Enfin, un dernier point sur la forme : la maquette est dense mais lisible, avec de jolies illustrations qui changent un peu du style graphique de la gamme Delta Green d’Arc Dream. Et si vous achetez l’objet physique, vous aurez en prime un gros pavé en papier glacé, qui doit peser le poids d’une brique d’héroïne.
Ces bases étant posées, place à une rapide revue de détail. Comme toujours, j’essaye de ne pas trop divulgâcher, mais si vous envisagez de la jouer, veuillez sauter les huit prochains paragraphes et reprendre votre lecture à « Que conclure de tout ça ? »
• Operation JADE PHOENIX se passe au Laos, où le groupe est chargé d’éliminer un seigneur de la guerre qui se lance dans le commerce de la drogue. En compagnie d’une section de marines et d’un sniper, ils s’enfoncent dans une jungle très mal famée… Ce début costaud contient un peu de fan service pour les spécialistes de l’univers et pourra donner un honnête film d’action mâtiné d’horreur.
• Operation ALONSO se déroule à Saïgon et dans ses alentours. Tout juste de retour du Laos, nos héros sont chargés d’espionner un sommet de mafieux venus discuter du trafic d’héroïne… oh, et tant qu’ils y sont, pourraient-ils s’assurer que le culte local de Cthulhu, décimé il y a une dizaine d’années par Delta Green, ne s’est pas reconstitué ? Bien sûr, faire les deux dans le temps limité dont ils disposent est largement impossible…
• Operation HORUS HOURS couvre l’immédiat après-sommet. Les agents sont fourrés dans un avion et chargés de suivre des trafiquants-et-pas-que jusqu’à Los Angeles. C’est l’occasion de découvrir les joies des vols transpacifiques avec la technologie des années 60 : le trajet jusqu’à LA prend quatre jours, avec des escales à Sidney, Papeete, l’île de Pâques et l’Amérique du Sud. Vous avez dit « claustrophobie » ? C’est dangereux, la claustrophobie, à une époque où personne ne fouille les passagers à l’embarquement et où les plateaux-repas sont distribués avec des vrais couteaux pointus…
• Operation DE PROFUNDIS prend place après une césure où les agents respirent un peu. Cette fois, le groupe est expédié dans l’est de la Turquie. De tous les scénarios, c’est celui que j’ai le moins aimé, parce qu’il joue sur le ressort usé de l’Expédition Archéologique Qui A des Problèmes. Ne me faites pas dire ce que je n’ai pas dit, il est bien fait, mais un thème éculé reste un thème éculé. Parfois, il faut savoir tuer les vaches sacrées et passer à autre chose…
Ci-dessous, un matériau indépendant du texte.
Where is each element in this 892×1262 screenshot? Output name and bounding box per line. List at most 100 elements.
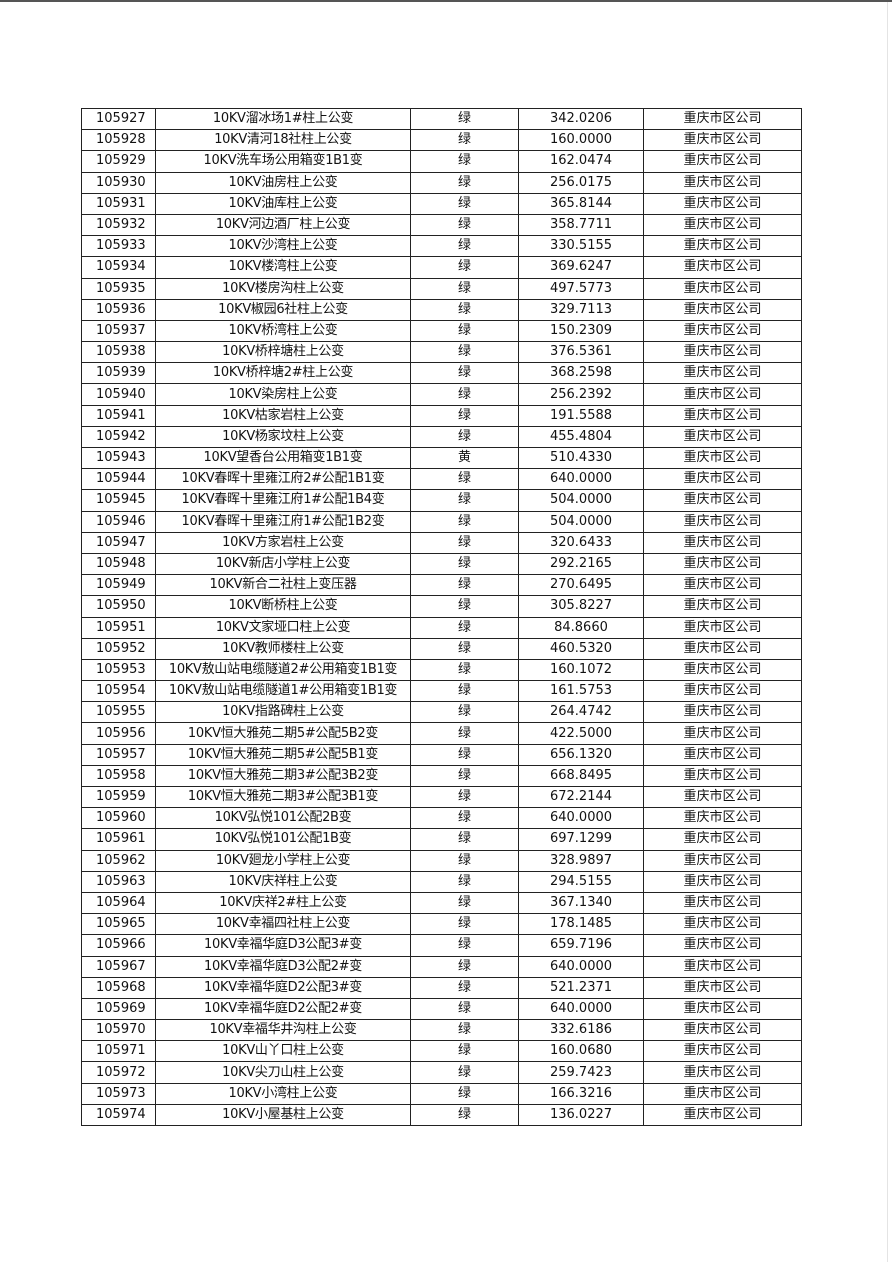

• Operation SECOND LOOK remonte le niveau de manière spectaculaire. Nous sommes à Beyrouth, « le Paris du Moyen-Orient », et le groupe est chargé de secouer un informateur qui n’informe plus assez… Sauf que le gaillard s’avère être d’un maniement compliqué[2], que Beyrouth est une plaque tournante du commerce de la drogue, et que justement, « un gros coup » se prépare. Le scénario se termine par une scène de genre tout à fait délicieuse, avec plusieurs groupes de types armés jusqu’aux dents qui s’échangent une fortune contre du matos illégal. Tout le monde est nerveux, et tout le monde a embarqué la puissance de feu d’un croiseur et des flingues de concours[3]. Le premier qui éternue risque de déclencher un massacre… et ce sans même tenir compte de l’intervention des personnages.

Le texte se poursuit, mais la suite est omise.